Tuesday, June 19, 2012

Busy, busy, busy

Does anyone else feel as though we’ve fetishizied business? Some people seem to think it’s the sign of being productive, being worth something to your community. Others feel its lack shows instability of character or ability. Some seem to want pity, or elevation of their own personal woes as a result of how busy they are. Always it’s the excuse: the great catch-all calling sign of disinterest. “Oh I’d love to be able to do that, but I’m just so busy!"

What do you mean when you say “I’m busy”? Let’s be clear: everyone gets 24 hours in a day and if you spend it feeding the poor, working, watching television or just staring at the wall you were doing something the entire time. So in a sense we’re all busy all the time, but presumably that’s not what we mean when we say we’re busy. Sometimes I plan on relaxing in front of the computer with a TV show and some pasta, is that enough to declare myself buys? Can I get out of invitations as a result of being busy with pasta? Do recreational plans allow me to declare that I am really busy this week?
If you’re not busy, what does that mean exactly? Does it really imply something about you? What are you doing with your time, precisely?
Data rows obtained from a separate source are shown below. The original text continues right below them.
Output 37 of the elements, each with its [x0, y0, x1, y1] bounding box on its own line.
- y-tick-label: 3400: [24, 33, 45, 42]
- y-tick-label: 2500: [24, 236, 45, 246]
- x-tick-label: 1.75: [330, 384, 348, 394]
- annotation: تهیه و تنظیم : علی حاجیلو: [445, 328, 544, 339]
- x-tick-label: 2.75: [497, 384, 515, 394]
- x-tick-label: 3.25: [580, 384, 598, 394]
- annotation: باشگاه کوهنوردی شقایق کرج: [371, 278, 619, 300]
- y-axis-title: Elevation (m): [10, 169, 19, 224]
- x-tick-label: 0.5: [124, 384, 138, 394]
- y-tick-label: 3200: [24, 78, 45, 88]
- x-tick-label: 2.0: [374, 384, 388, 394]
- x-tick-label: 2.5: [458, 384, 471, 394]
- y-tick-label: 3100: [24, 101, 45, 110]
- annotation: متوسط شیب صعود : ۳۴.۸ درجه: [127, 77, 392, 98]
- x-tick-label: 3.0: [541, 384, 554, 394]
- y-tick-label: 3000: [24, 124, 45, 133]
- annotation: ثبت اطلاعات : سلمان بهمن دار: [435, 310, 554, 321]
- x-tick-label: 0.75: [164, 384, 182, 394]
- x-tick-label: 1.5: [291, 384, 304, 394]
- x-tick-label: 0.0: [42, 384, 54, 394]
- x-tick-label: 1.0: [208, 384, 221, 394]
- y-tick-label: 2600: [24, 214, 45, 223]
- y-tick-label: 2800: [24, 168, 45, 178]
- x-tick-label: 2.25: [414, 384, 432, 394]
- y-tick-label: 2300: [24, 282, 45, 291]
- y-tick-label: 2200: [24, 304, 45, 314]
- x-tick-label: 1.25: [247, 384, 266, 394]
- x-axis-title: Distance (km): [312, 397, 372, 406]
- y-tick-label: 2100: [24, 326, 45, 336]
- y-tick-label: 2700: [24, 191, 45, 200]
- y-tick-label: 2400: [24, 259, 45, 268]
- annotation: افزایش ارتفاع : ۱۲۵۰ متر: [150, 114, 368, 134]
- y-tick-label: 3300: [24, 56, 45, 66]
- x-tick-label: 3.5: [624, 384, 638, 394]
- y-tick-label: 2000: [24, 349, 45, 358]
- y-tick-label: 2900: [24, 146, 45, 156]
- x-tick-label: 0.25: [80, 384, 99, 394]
What I do find irritating is the large bastion of people who want to engage in time-redistribution though declarations of ‘busy’. I do my best to never be, or claim to be ‘busy’ as I understand it. I know that there is almost always some way of putting an activity into my schedule somewhere. Yes, it requires sacrificing some other activity, but that’s true of literally everything. Perhaps you’re sacrificing feeling sorry for yourself about how lonely you are so that you can go out and spend time with friends. You’re still giving up one activity for another. But there seems the idea that those who do not or will not declare themselves busy owe something to those who unceasingly explain how little time they have (often for hours a day explaining how they have no free hours in their life!)

You wish you had time to take up the piano like I did? I’m not sure how to respond to that. Are you just looking for sympathy? Are you trying to tell me how privileged I am (and if so am I supposed to feel good or poorly about myself)? Are you just inviting me to ask about your life? Are you trying to excuse yourself for having not done so?
Somehow I feel like the last one is the most common. And sadly that’s how I take it most of the time, which is perhaps the worst of all possible explanations. Such a statement takes the accomplishment of another (like learning an instrument) and places it below the generic “busy-ness” of oneself. After all, if learning that instrument were more important that the unmentioned activities, they would’ve learned the instrument! In addition, it’s passing judgment; implying such use of time is somehow frivolous or without meaning. “Ah, I wish I had a chance to frolic around like you do, but there’s real work to be done by us adults.” Excellent, I’ll stay here then shall I?

Perhaps I resent it the same way those who have spent their lives saving up for retirement resent their peers being given money simply because they spent all of their own without a thought for the future. I went to school, did well, planned ahead, and took a job that could both pay for my modest lifestyle while at the same time not demand an unreasonable portion of my time. Now I’m reaping the rewards of those choices and whatever sacrifices they entailed, and I can only say I’m sorry your choices have led you down a path you seem to so regret.
I must say, I do appreciate those who declare themselves busy but admit that they have chosen such a lifestyle. For them being busy is synonymous with feeling fulfilled, or seems to be anyway. Much in the way I would say it’s been a good week since I got to spend much of it outdoors, they would feel their week has been well spent because they were constantly engaged. Is it better than enjoying time in the woods? I don’t know, and I like it when neither of us has to determine who is better for the conversation to proceed.